The LORD reigns; let the peoples tremble!
He sits enthroned upon the cherubim; let the earth quake!
The LORD is great in Zion;
he is exalted over all the peoples (verses 1-2).
It may seem as if earthquakes are random natural events, but even these events in nature are under God’s control. This Psalm makes it sound as if the earth itself trembles at the majesty of God. Because God reigns as the Most High over all creation, all people are called to praise him (verse 3):
Let them praise your great and awesome name!
Holy is he!
God is not only powerful and holy, he is also just.
The King in his might loves justice.
You have established equity;
you have executed justice
and righteousness in Jacob (4).
The name “Jacob” can be considered as a synonym for “Israel” or the peole of God in all times and all places. But its use here is interesting since Jacob means “deceiver” and Jacob’s early years were not characterized by “justice” or “equity” or “righteousness.” God is the covenant God of Jacob; however, and he loves justice. He has established equity and executed justice and righteousness to his people and through his sinful servant Jacob.

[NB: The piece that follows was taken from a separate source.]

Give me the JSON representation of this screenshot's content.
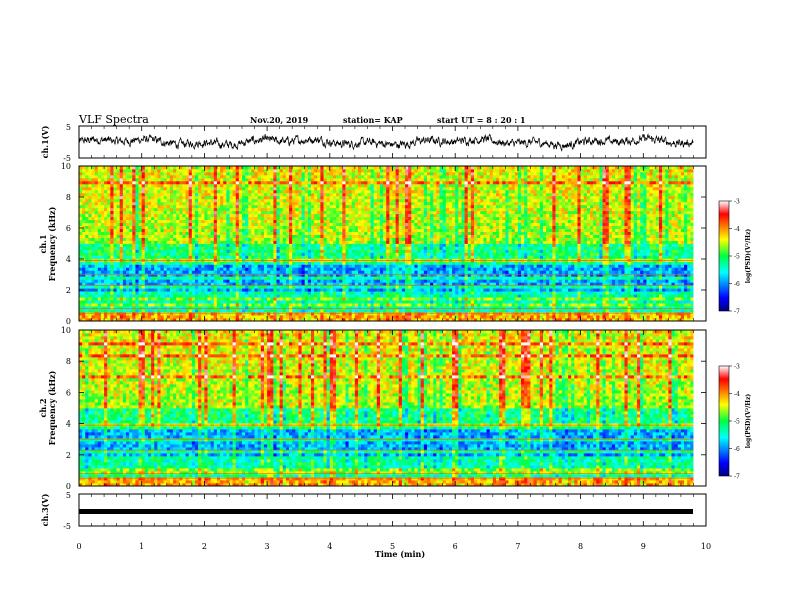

Verse 5 is a rousing call to exalt the Lord and worship our holy God:
Exalt the LORD our God;
worship at his footstool!
Holy is he!
The psalm then reminds us of God’s covenantal relationship with his people during Old Testament days:
Moses and Aaron were among his priests,
Samuel also was among those who called upon his name.
They called to the LORD, and he answered them.
In the pillar of the cloud he spoke to them;
they kept his testimonies
and the statute that he gave them (6-7).
God’s glory was present in the pillar of cloud during Israel’s wanderings in the desert. His people called on his name and he answered them; he gave them statutes and they obeyed him. No Old Testament patriarchs or New Testament saints obeyed God perfectly, but God forgave their sins. Sin is rarely without consequences; however, and all sin must be paid for–either by ourselves or by another (Heidelberg Catechism Q & A 12).
O LORD our God, you answered them;
you were a forgiving God to them,
but an avenger of their wrongdoings (8).
How should we respond to our righteous and holy God who hates sin, but provided salvation through the perfect atonement of his Son? We should exalt his name and fall on our face in worship (verse 9):
Exalt the LORD our God,
and worship at his holy mountain;
for the LORD our God is holy!
Holy, holy, holy! Lord God Almighty!